Some children have engines (oral language skills) that need to be made more powerful in order to improve their readiness for the transition to literacy. If that's the case, then schools need to rise to this challenge, as it is the job of schools, not parents, to teach children how to read. All children benefit from the fuel of high-quality instruction provided by highly knowledgeable teachers. I have blogged previously about the fact that many university education programs have unfortunately discarded the vital knowledge about language and how it works, that teachers need to have at their disposal. It is pleasing, therefore, that in many schools, teachers and SLPs work collaboratively, pooling their knowledge of language and curriculum in order to ensure optimal mainstream reading instruction, as well as small-group, or even individual support to students who are struggling.
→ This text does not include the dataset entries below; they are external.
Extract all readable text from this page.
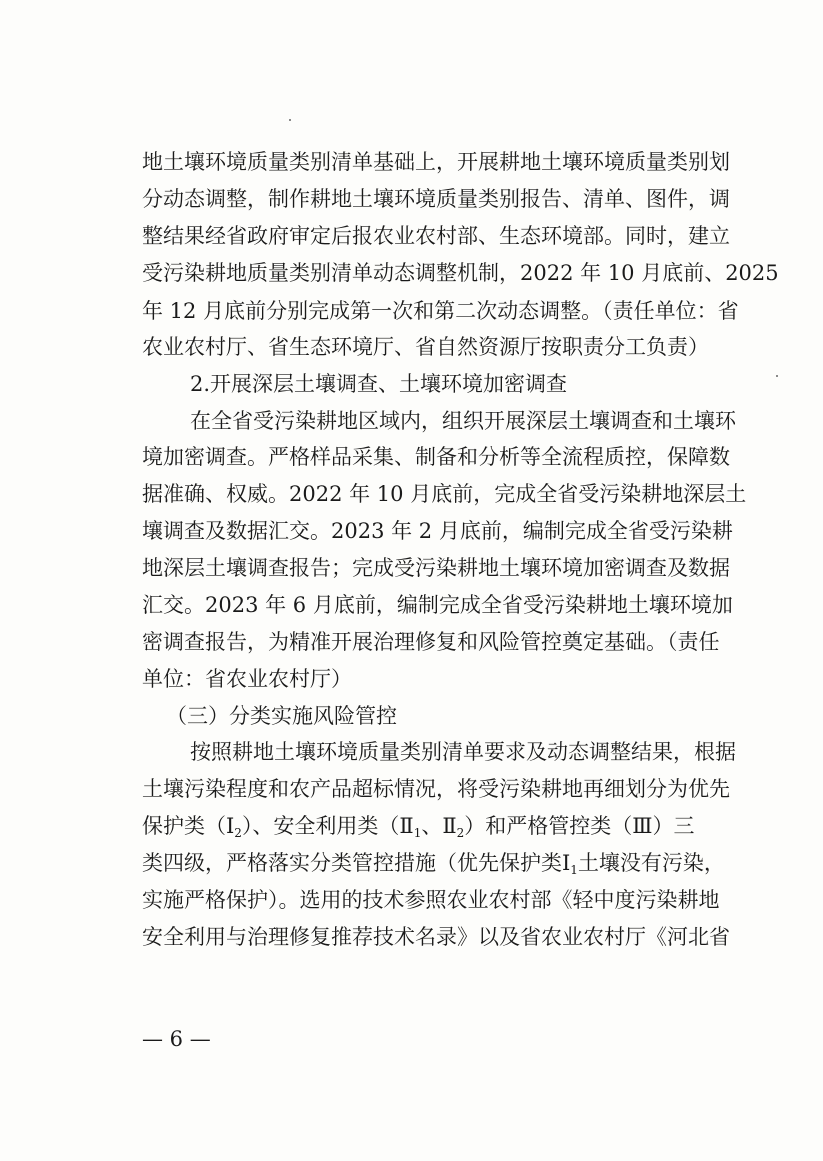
地土壤环境质量类别清单基础上，开展耕地土壤环境质量类别划
分动态调整，制作耕地土壤环境质量类别报告、清单、图件，调
整结果经省政府审定后报农业农村部、生态环境部。同时，建立
受污染耕地质量类别清单动态调整机制，2022 年 10 月底前、2025
年 12 月底前分别完成第一次和第二次动态调整。（责任单位：省
农业农村厅、省生态环境厅、省自然资源厅按职责分工负责）
2.开展深层土壤调查、土壤环境加密调查
在全省受污染耕地区域内，组织开展深层土壤调查和土壤环
境加密调查。严格样品采集、制备和分析等全流程质控，保障数
据准确、权威。2022 年 10 月底前，完成全省受污染耕地深层土
壤调查及数据汇交。2023 年 2 月底前，编制完成全省受污染耕
地深层土壤调查报告；完成受污染耕地土壤环境加密调查及数据
汇交。2023 年 6 月底前，编制完成全省受污染耕地土壤环境加
密调查报告，为精准开展治理修复和风险管控奠定基础。（责任
单位：省农业农村厅）
（三）分类实施风险管控
按照耕地土壤环境质量类别清单要求及动态调整结果，根据
土壤污染程度和农产品超标情况，将受污染耕地再细划分为优先
保护类$(Ⅰ_2)$、安全利用类（$Ⅱ_1$、$Ⅱ_2$）和严格管控类（Ⅲ）三
类四级，严格落实分类管控措施（优先保护类$Ⅰ_1$土壤没有污染，
实施严格保护）。选用的技术参照农业农村部《轻中度污染耕地
安全利用与治理修复推荐技术名录》以及省农业农村厅《河北省
— 6 —
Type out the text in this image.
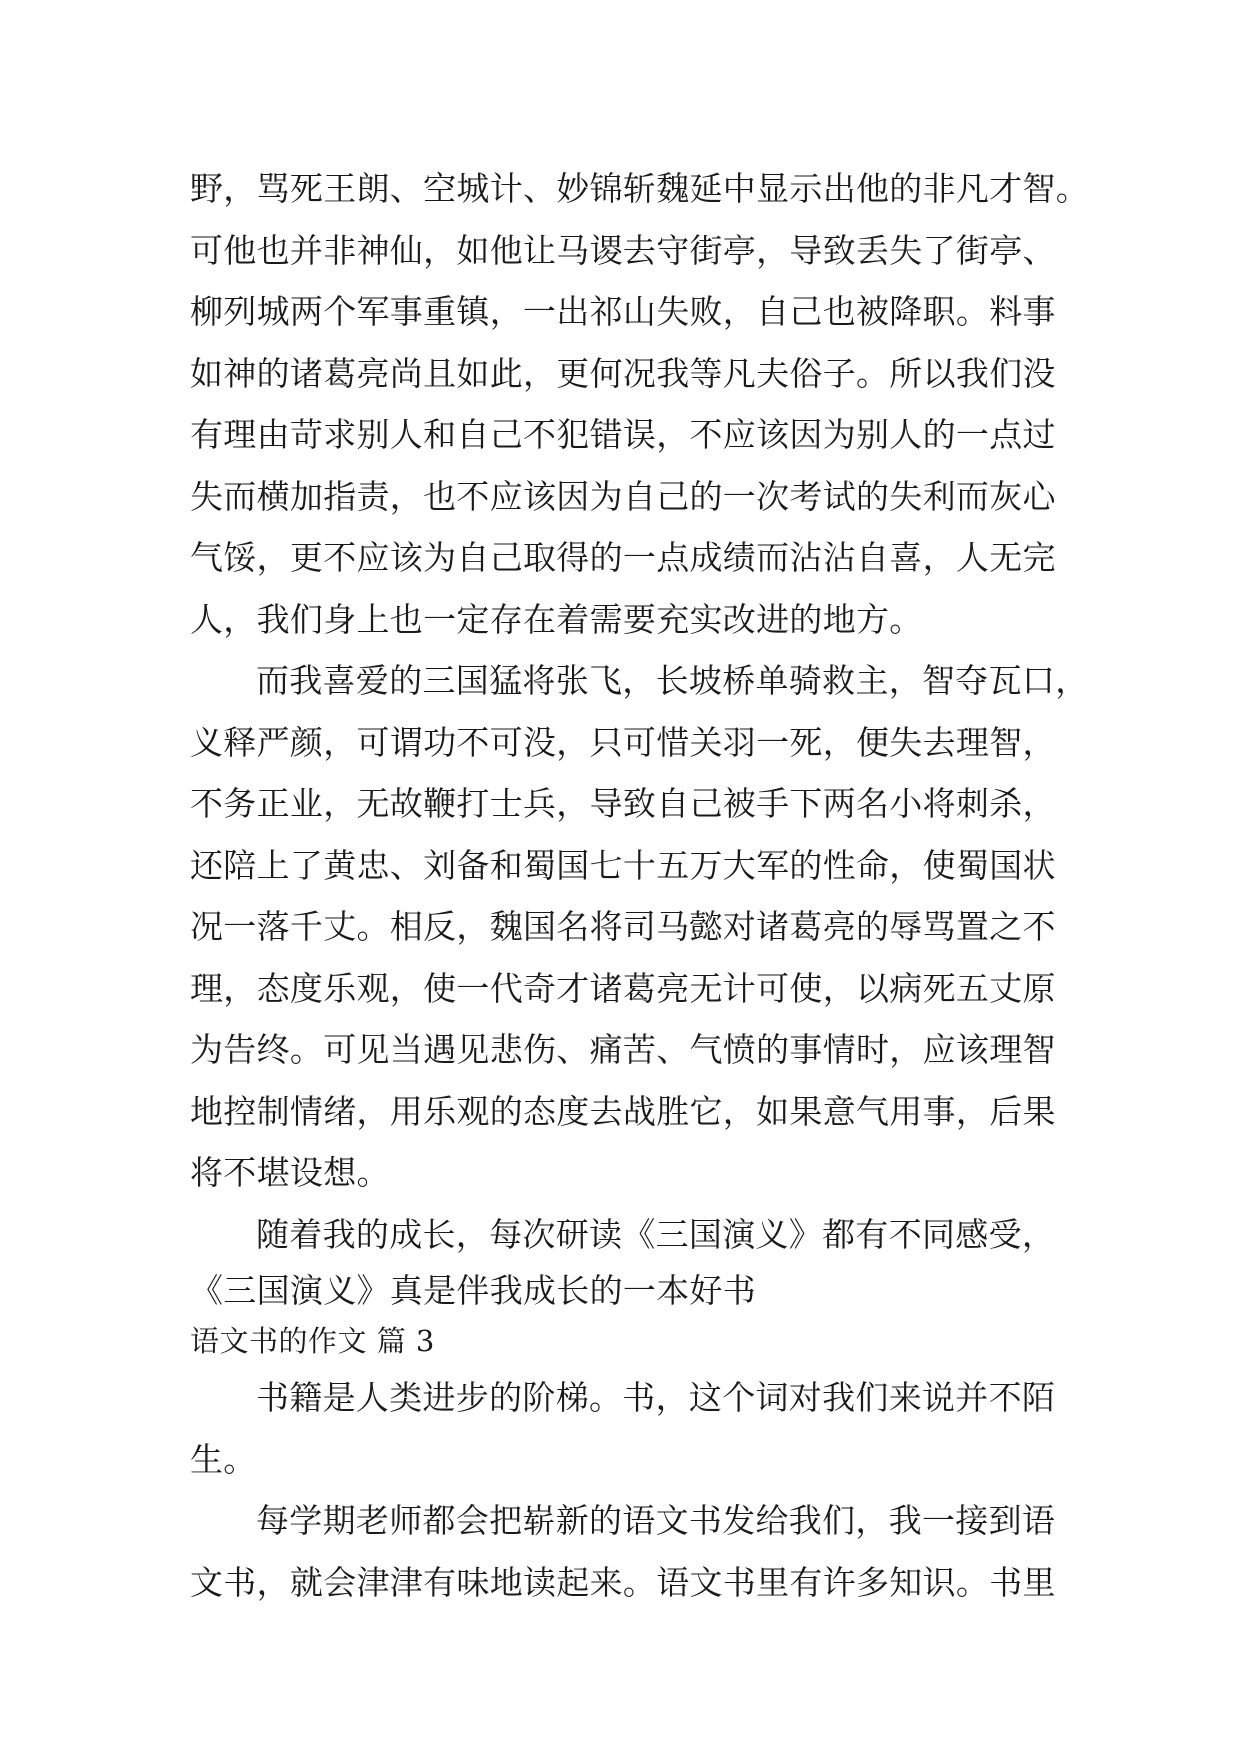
野，骂死王朗、空城计、妙锦斩魏延中显示出他的非凡才智。
可他也并非神仙，如他让马谡去守街亭，导致丢失了街亭、
柳列城两个军事重镇，一出祁山失败，自己也被降职。料事
如神的诸葛亮尚且如此，更何况我等凡夫俗子。所以我们没
有理由苛求别人和自己不犯错误，不应该因为别人的一点过
失而横加指责，也不应该因为自己的一次考试的失利而灰心
气馁，更不应该为自己取得的一点成绩而沾沾自喜，人无完
人，我们身上也一定存在着需要充实改进的地方。
而我喜爱的三国猛将张飞，长坡桥单骑救主，智夺瓦口，
义释严颜，可谓功不可没，只可惜关羽一死，便失去理智，
不务正业，无故鞭打士兵，导致自己被手下两名小将刺杀，
还陪上了黄忠、刘备和蜀国七十五万大军的性命，使蜀国状
况一落千丈。相反，魏国名将司马懿对诸葛亮的辱骂置之不
理，态度乐观，使一代奇才诸葛亮无计可使，以病死五丈原
为告终。可见当遇见悲伤、痛苦、气愤的事情时，应该理智
地控制情绪，用乐观的态度去战胜它，如果意气用事，后果
将不堪设想。
随着我的成长，每次研读《三国演义》都有不同感受，
《三国演义》真是伴我成长的一本好书
语文书的作文 篇 3
书籍是人类进步的阶梯。书，这个词对我们来说并不陌
生。
每学期老师都会把崭新的语文书发给我们，我一接到语
文书，就会津津有味地读起来。语文书里有许多知识。书里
Some practitioners hold dual qualifications in both Speech Language Pathology and Teaching and they are particular assets in the school setting.
Speech Pathology Australia has produced a guidelines document for SLPs working in the area of literacy, which is available as a members-only download.
The American Speech and Hearing Association (ASHA) also has a Position Statement on Roles and Responsibilities of Speech-Language Pathologists with Respect to Reading and Writing in Children and Adolescents.
You might also find this free, open-access guide useful: Reading problems and what to do about them, produced by Australian SLP, David Kinnane.
So, in keeping with the title of an open-access paper of mine from 2015, SLPs work in the area of literacy because Language is Literacy is Language.